= Jimmy Walker (country musician) =

American country music singer

Ernest Earl "Jimmy" Walker (December 18, 1915 - June 27, 1990) was an American country musician.

Jimmy Walker recorded the first version of the country standard "Detour" in 1945, and to date he is the only man who ever replaced Roy Acuff on the Grand Ole Opry. He also recorded numerous other western swing-honky tonk numbers, appeared as a regular on Midwestern Hayride, WWVA Jamboree and Louisiana Hayride, and appeared in several motion pictures.

==Biography==
Born Ernest E. Walker in Mason County, West Virginia, on December 18, 1915, "Jimmy" did not opt for a regular musical career until the mid-1940s. By this time, he had relocated to the West Coast which then was a booming region for country dance music. At his first record session he waxed the hit song "Detour." The song's author, Paul Westmoreland, played steel guitar on the recording. A year later, Grand Ole Opry officials hired him to replace Roy Acuff who took an extended leave. At the time, they were much impressed not only with "Detour" but also "Sioux City Sue" and another song entitled "Oh Why." Unfortunately for Walker, Acuff chose to return to the Opry after a year. His recordings during that period (1945–47), all made in Los Angeles, featured such musicians as Noel Boggs on steel guitar, Tex Atchison on fiddle, Cliffie Stone on bass, and Merle Travis on lead guitar.

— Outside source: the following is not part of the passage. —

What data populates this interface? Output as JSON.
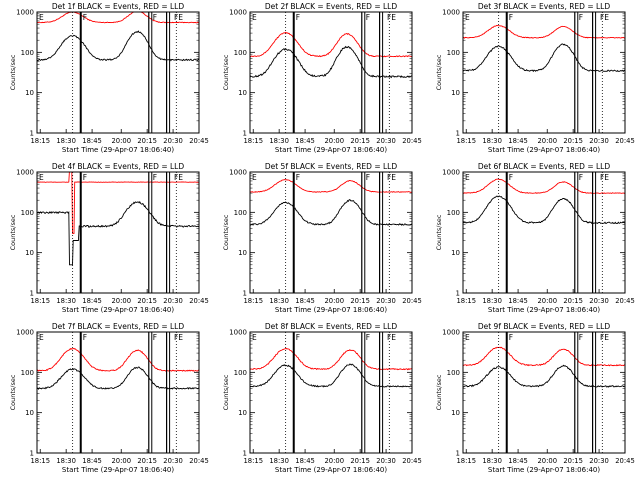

Meanwhile, Walker moved on to serve stints of roughly a year and a half each on WLW Cincinnati's Midwestern Hayride and WWVA Wheeling's "World's Original Jamboree." In 1949, he returned to California and made some more recordings for another independent label. These sessions again featured Atchison and also Joe Maphis on lead guitar and Speedy West on steel. Other musicians who appeared in Walker sessions included Pedro DePaul and George Bamby on accordions (both veterans of the Spade Cooley band), and guitarist Charlie Morgan, the brother of pop vocal star Jaye P. Morgan. By 1951, he had recorded 28 sides. Later in the decade, he had sessions for two major labels and another independent studio visit in 1965. All were examples of the mainstream honky-tonk sound that dominated the country field before the rise of the Nashville sound. Meanwhile, Walker returned to the WWVA Jamboree in 1953 remaining for more than a decade. During this time one of his songs "Unkind Words" recorded by Jamboree vocalist Kathy Dee made the "Billboard Top 20" in 1964, but the royalties never reached him.

In the mid-1960s, Walker returned to California to work as a country singer and motion picture actor. One of the better-known films in which he played a character role was the Lee Marvin - Clint Eastwood picture, "Paint Your Wagon." Retiring in the late 1970s, Walker came back to his boyhood home in Mason County, West Virginia, but continued to play many clubs and other show dates and kept up contacts with old friends such as Tex Atchison and Merle Travis.

Walker died in 1990, at the age of 74.